Ayla blinks at me, brows furrowing. “Your…?”

“I said,” I grind out, striding forward, “no one is eating my baklava.”

I grab the tray from her hands and walk out. I don’t even check if she’s following. I know she is. We enter my office, and I slam the door behind us, setting the tray down on the desk.

She hovers, confused, arms crossing tight over her chest.

“What did I tell you,” I snarl, turning on her, “about making yourself at home here?”

“I wasn’t,” she snaps back, but there’s hesitation under her bravado. “I was… baking. To celebrate.”

“Celebrate?”

“Yeah,” she says, tilting her chin. “That I’ll be leaving soon.”

The tray of baklava in front of me suddenly looks like a funeral offering. I grab a piece of baklava and shove it in my mouth. I don’t even like baklava, that doesn’t mean she shouldn’t have offered me them first.

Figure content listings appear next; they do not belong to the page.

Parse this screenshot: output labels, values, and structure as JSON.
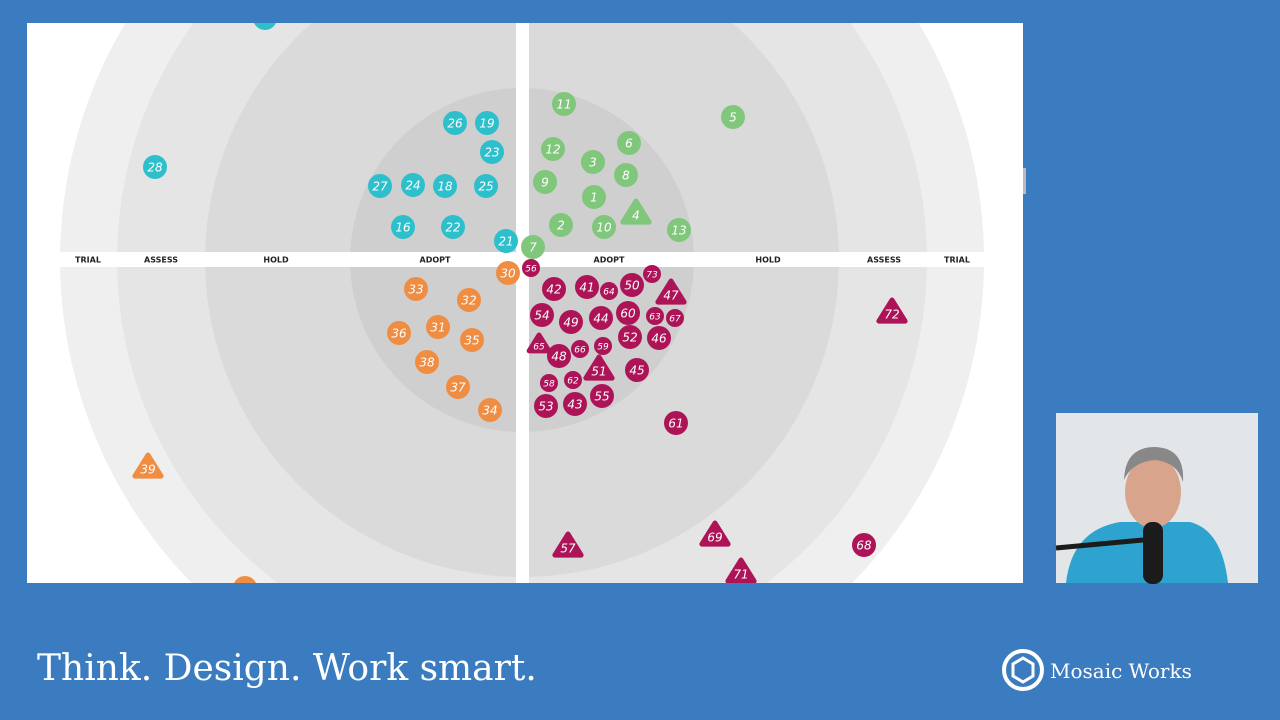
{
  "radar": {
    "ring_labels": [
      "TRIAL",
      "ASSESS",
      "HOLD",
      "ADOPT",
      "ADOPT",
      "HOLD",
      "ASSESS",
      "TRIAL"
    ],
    "quadrants": [
      {
        "color": "#2dbfcc",
        "blips": [
          {
            "label": "26",
            "shape": "circle"
          },
          {
            "label": "19",
            "shape": "circle"
          },
          {
            "label": "23",
            "shape": "circle"
          },
          {
            "label": "27",
            "shape": "circle"
          },
          {
            "label": "24",
            "shape": "circle"
          },
          {
            "label": "18",
            "shape": "circle"
          },
          {
            "label": "25",
            "shape": "circle"
          },
          {
            "label": "16",
            "shape": "circle"
          },
          {
            "label": "22",
            "shape": "circle"
          },
          {
            "label": "21",
            "shape": "circle"
          },
          {
            "label": "28",
            "shape": "circle"
          }
        ]
      },
      {
        "color": "#80c77c",
        "blips": [
          {
            "label": "11",
            "shape": "circle"
          },
          {
            "label": "5",
            "shape": "circle"
          },
          {
            "label": "12",
            "shape": "circle"
          },
          {
            "label": "6",
            "shape": "circle"
          },
          {
            "label": "3",
            "shape": "circle"
          },
          {
            "label": "8",
            "shape": "circle"
          },
          {
            "label": "9",
            "shape": "circle"
          },
          {
            "label": "1",
            "shape": "circle"
          },
          {
            "label": "4",
            "shape": "triangle"
          },
          {
            "label": "2",
            "shape": "circle"
          },
          {
            "label": "10",
            "shape": "circle"
          },
          {
            "label": "13",
            "shape": "circle"
          },
          {
            "label": "7",
            "shape": "circle"
          }
        ]
      },
      {
        "color": "#ef8d43",
        "blips": [
          {
            "label": "30",
            "shape": "circle"
          },
          {
            "label": "33",
            "shape": "circle"
          },
          {
            "label": "32",
            "shape": "circle"
          },
          {
            "label": "36",
            "shape": "circle"
          },
          {
            "label": "31",
            "shape": "circle"
          },
          {
            "label": "35",
            "shape": "circle"
          },
          {
            "label": "38",
            "shape": "circle"
          },
          {
            "label": "37",
            "shape": "circle"
          },
          {
            "label": "34",
            "shape": "circle"
          },
          {
            "label": "39",
            "shape": "triangle"
          }
        ]
      },
      {
        "color": "#ad1457",
        "blips": [
          {
            "label": "56",
            "shape": "circle",
            "small": true
          },
          {
            "label": "42",
            "shape": "circle"
          },
          {
            "label": "41",
            "shape": "circle"
          },
          {
            "label": "64",
            "shape": "circle",
            "small": true
          },
          {
            "label": "50",
            "shape": "circle"
          },
          {
            "label": "73",
            "shape": "circle",
            "small": true
          },
          {
            "label": "47",
            "shape": "triangle"
          },
          {
            "label": "54",
            "shape": "circle"
          },
          {
            "label": "49",
            "shape": "circle"
          },
          {
            "label": "44",
            "shape": "circle"
          },
          {
            "label": "60",
            "shape": "circle"
          },
          {
            "label": "63",
            "shape": "circle",
            "small": true
          },
          {
            "label": "67",
            "shape": "circle",
            "small": true
          },
          {
            "label": "72",
            "shape": "triangle"
          },
          {
            "label": "65",
            "shape": "triangle",
            "small": true
          },
          {
            "label": "48",
            "shape": "circle"
          },
          {
            "label": "66",
            "shape": "circle",
            "small": true
          },
          {
            "label": "59",
            "shape": "circle",
            "small": true
          },
          {
            "label": "52",
            "shape": "circle"
          },
          {
            "label": "46",
            "shape": "circle"
          },
          {
            "label": "51",
            "shape": "triangle"
          },
          {
            "label": "45",
            "shape": "circle"
          },
          {
            "label": "58",
            "shape": "circle",
            "small": true
          },
          {
            "label": "62",
            "shape": "circle",
            "small": true
          },
          {
            "label": "43",
            "shape": "circle"
          },
          {
            "label": "53",
            "shape": "circle"
          },
          {
            "label": "55",
            "shape": "circle"
          },
          {
            "label": "61",
            "shape": "circle"
          },
          {
            "label": "57",
            "shape": "triangle"
          },
          {
            "label": "69",
            "shape": "triangle"
          },
          {
            "label": "68",
            "shape": "circle"
          },
          {
            "label": "71",
            "shape": "triangle"
          }
        ]
      }
    ]
  },
  "footer": {
    "tagline": "Think. Design. Work smart.",
    "brand": "Mosaic Works"
  }
}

“Eat,” I growl around the flakes in my mouth.

She blinks. “What?”

“I said eat.”

“I’m not hungry.”

“Eat anyway.”

She slowly picks up a piece, watching me like she thinks I’m losing my mind. She takes a small bite, and it’s immediately too much for me. Her lips shine with syrup. Her lashes flutter. She hums a little. I grip the edge of the desk.

A knock on the door sounds.

“Come in,” I growl.

Elena steps in with a tray and a smug smile. Two coffees, perfectly foamed, and a single slice of toast.

She sets them down on the coffee table without a word. Then she turns, walking out. I hate being coddled. Hate when people notice things about me. But somehow… in this moment, I’m grateful. Because madness is eating me alive.

I pick up the toast. Bring it to my face. Inhale , trying to make it subtle. I peek at Ayla from the corner of my eye. She’s watching me with that wary curiosity.

“Why do you do that?” she asks quietly after a sip of coffee. “Sniff bread?”

I set the toast down, fingers curling.

“None of your business.”

She huffs out a breath. “You’re impossible.”

“You’re softening them,” I say, redirecting. “My men. Turning them to mush.”

“They were just eating some baklava.”

“They’re trained killers.”

“They’re also human,” she mutters, brushing crumbs off her lap. “Or is that not allowed here?”

“They won’t help you escape, if that’s what you’re getting at,” I snap. “Not back to your little Emir .”

She stiffens.

“Emir, right?” I add. “That’s who you’re celebrating returning to?”

She doesn’t respond. I shove the tray away and lean forward, so close I see the flutter of her lashes, the pulse at her throat.

“Keep baking all you want,” I whisper, tone like smoke. “Just remember: sweetness won’t save you when this game ends.”